Doug Hastings, Chair of the Board of Directors and a Member of the Firm in the Health Care and Life Sciences practice in the Washington, D.C., office, and Wendy Goldstein, Chair of the Heath Care and Life Sciences Steering Committee and a Member of the Firm in the Health Care and Life Sciences practice in the New York office, were quoted in an article about how law firms are preparing for a wave of health care work.
The article focused on how the Patient Protection and Affordable Care Act, signed into law by President Barack Obama on March 23, changes aspects of how virtually every company does business, from small companies required to provide health care coverage for employees for the first time, to health care providers, insurers and pharmaceutical firms whose fundamental business models will be altered as the law takes hold.
The article stated that broadly, the legislation creates a new mandate requiring most individuals to carry health insurance, expands Medicaid eligibility and creates state-based exchange for individuals health insurance.
In the article, Hastings and Goldstein stated:
"It is, we believe, as big as people say it is, in the sense that it's the biggest bill since Medicare, and the biggest piece of social legislation since Social Security," said Doug Hastings. "It's a large-impact bill over a long period of time."
"I think ultimately there's going to be an explosion of change, new contracts, new structures, mergers and acquisitions, consolidations, relationship building, all across the industry," Hastings said. "It's coming, we don't know exactly when, but over the next decade. Right now, we are digesting the bill and positioning."
Payment and delivery reforms will ultimately impact every hospital, physician, insurer, drugmaker and other company in the health care industry, and companies should consider the coming laws carefully as they strategize for the next few years, Hastings said.
Some pharmaceutical companies will be grappling with new payment policies and patent protections for innovator biologic drugs that could force manufacturers to reconfigure their product portfolios, said Wendy Goldstein.
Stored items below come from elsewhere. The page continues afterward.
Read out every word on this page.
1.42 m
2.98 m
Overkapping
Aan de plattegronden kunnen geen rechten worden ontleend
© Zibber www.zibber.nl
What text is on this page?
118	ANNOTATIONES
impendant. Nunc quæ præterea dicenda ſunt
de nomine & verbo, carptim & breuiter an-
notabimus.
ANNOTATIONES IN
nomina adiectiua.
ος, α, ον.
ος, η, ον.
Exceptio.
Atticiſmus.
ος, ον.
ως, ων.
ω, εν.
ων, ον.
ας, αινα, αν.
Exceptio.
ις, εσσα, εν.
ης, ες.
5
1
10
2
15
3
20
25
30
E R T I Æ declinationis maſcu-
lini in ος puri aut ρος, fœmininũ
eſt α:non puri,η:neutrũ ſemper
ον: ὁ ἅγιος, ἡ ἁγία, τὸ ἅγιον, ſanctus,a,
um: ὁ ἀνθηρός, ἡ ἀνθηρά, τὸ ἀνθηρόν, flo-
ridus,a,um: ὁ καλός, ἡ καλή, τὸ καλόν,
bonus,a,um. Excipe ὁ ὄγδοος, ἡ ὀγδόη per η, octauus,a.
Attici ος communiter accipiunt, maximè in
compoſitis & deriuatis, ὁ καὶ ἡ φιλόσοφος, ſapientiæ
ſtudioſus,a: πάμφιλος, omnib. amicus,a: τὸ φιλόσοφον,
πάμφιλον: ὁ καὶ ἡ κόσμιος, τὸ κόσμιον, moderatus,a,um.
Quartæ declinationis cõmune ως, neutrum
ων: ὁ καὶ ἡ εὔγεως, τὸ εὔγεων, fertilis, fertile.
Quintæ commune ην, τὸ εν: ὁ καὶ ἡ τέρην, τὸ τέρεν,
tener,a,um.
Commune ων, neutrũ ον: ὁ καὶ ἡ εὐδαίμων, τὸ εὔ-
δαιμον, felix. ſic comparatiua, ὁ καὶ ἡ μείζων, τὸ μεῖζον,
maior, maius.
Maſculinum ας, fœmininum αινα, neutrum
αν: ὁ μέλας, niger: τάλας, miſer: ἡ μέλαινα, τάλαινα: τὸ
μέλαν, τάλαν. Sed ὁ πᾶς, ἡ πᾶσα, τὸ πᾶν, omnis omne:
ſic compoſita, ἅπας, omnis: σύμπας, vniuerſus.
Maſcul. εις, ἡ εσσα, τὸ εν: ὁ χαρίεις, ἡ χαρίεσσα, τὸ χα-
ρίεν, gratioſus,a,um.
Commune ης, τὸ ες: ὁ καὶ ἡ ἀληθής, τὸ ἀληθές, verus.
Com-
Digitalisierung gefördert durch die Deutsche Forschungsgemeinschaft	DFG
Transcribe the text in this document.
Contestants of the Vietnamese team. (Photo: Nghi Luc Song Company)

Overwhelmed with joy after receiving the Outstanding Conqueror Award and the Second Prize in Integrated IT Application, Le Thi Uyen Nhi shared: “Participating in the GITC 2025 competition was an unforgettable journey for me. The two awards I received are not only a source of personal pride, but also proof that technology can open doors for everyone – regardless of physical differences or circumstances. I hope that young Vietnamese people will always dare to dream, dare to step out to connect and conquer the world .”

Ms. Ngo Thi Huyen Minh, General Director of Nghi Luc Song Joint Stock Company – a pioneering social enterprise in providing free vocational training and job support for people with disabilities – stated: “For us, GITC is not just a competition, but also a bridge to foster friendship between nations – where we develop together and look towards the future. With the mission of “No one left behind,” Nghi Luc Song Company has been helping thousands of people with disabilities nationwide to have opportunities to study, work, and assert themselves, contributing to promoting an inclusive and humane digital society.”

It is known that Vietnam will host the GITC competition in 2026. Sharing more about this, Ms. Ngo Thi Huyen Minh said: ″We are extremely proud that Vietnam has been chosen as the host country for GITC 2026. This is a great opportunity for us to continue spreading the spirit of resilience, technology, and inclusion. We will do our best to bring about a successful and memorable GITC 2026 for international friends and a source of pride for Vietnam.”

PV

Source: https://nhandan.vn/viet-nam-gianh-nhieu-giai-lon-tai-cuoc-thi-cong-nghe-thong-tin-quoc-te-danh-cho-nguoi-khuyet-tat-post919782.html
"It's work that we have already begun counseling our clients on, not just a strategy for years down the road," Goldstein said. "It's the same exercise that manufacturers went through with the enactment of the Medicare Modernization Act of 2007, to understand where utilization is and to update business models."
"One of the basic ideas of the bill is that health care in this country has to become less fragmented and more coordinated," Hastings said. "If you look at this over five to 10 years, it's meant to really turn around the whole way we pay for and deliver health care. You'll see new alliances and joint ventures that have never been done before."
"There are potential business activities in evolving their business model that might create transactional changes, contractual changes, and might even trigger litigation as they change their companies," Hastings said. "It's not just technical compliance, it's the legal things in how companies change and grow."
"With respect to any piece of the health care industry, whether this change will be good or bad, it's early to tell," Goldstein said. "The legislative process took us to where we are. Now, with implementation and strategy, we're thinking through what comes next."
"Clients are asking those strategic questions, with respect to how business models are evolving, what this means today and also five years from now" Goldstein said. "It's not just the technical pieces, but also the bigger picture, so they can continue to compete in their space and be ahead of their competitors."
"The most important thing is to provide thought leadership," Hastings said. "It doesn't help the clients all that much to catalog what's in the bill. It's understanding their business, understanding health care at a fundamental level."